We have been walking through these last words of Christ on the cross the past few weeks.
First he forgives directly the soldiers who mock, beat, and nailed his battered body to the cross, but we learned that forgiveness extends to all of us for whom this cruel at was necessitated, Jews and Gentiles alike. And it also means we are to forgive.
Next he promises a dying penitent rest and peace and paradise. He had not broken faith with his Father despite the suffering, for this thief had heard him call God Father and the thief heard him forgive those who ill treated him. The dying thief saw Christ and responded humbly.
Jesus fulfils his familial duties by entrusting his mother to the disciple whom he loved. He gives his mother a son in place of the one that is being lost that day, for even on that cross he was still her child. This is only the second time Jesus calls his mother woman- at his first miracle and at this his final miracle. The word of relationship calls puts us in God’s care and calls us to care for one another.
He cries out, “My God, my God, why have you forsaken me?” echoing Psalm 22 when he feels the weight of sin on himself and the heaviness calls him to lament. He is the obedient servant of the Lord, sensing the loss and suffering of the world on his shoulders.
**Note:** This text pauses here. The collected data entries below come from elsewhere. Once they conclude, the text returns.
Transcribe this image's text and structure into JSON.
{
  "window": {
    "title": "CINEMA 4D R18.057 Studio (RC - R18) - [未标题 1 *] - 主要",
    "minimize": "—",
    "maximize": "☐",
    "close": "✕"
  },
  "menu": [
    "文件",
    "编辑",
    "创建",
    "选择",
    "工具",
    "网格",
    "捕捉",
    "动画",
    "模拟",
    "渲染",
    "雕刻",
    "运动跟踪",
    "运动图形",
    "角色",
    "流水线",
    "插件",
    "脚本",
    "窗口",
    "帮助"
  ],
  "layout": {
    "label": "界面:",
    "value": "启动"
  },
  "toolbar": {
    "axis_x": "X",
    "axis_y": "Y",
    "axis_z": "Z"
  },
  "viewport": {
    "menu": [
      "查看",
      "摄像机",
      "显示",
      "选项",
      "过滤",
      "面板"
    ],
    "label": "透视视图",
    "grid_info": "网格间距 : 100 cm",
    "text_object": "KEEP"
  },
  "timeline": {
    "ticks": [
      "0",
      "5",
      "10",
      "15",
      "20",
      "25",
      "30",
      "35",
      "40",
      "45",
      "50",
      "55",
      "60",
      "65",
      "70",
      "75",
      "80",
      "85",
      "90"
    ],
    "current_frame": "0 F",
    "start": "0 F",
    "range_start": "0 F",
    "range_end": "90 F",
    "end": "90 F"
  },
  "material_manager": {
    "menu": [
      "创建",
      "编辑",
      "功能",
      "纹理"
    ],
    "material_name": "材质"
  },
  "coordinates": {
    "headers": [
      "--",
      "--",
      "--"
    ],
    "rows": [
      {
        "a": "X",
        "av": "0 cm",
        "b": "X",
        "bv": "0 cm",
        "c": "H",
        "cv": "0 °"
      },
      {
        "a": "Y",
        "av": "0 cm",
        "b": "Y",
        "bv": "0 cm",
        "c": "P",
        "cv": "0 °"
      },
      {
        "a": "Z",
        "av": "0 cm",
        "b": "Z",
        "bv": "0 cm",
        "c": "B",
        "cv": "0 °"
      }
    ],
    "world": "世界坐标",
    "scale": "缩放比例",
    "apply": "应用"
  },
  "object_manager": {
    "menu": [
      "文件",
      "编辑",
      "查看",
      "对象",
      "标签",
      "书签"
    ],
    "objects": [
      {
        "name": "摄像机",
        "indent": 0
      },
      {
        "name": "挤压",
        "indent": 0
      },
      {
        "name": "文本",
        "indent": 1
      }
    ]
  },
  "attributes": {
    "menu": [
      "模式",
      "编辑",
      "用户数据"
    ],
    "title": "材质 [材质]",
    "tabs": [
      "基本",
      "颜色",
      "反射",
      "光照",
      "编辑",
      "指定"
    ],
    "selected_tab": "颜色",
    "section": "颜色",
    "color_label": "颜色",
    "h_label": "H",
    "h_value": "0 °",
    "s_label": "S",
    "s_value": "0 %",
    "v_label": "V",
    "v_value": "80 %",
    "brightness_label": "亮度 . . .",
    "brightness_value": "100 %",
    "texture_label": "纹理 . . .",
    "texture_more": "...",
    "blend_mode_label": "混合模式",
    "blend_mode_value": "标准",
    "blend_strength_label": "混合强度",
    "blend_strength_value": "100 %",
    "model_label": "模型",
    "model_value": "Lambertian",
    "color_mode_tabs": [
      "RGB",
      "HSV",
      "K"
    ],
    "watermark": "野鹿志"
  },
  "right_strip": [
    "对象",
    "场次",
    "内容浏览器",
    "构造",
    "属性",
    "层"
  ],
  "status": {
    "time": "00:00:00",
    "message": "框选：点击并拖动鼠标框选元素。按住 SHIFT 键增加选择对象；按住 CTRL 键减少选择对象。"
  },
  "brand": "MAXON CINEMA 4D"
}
His cry was your cry.
And then he returns to focus on his body and his suffering and cries out; “I Thirst”. The Living Water says this, the one who announces that all who thirst may come and drink freely of himself.
Maybe we can join him in his thirst, at least in thirsting after righteousness, justice and peace this Easter season, but in our bodies, the place of our conscious acts, in our bodies, the place we share with others intimately or otherwise and in a way that translates into fullness of life for other bodies.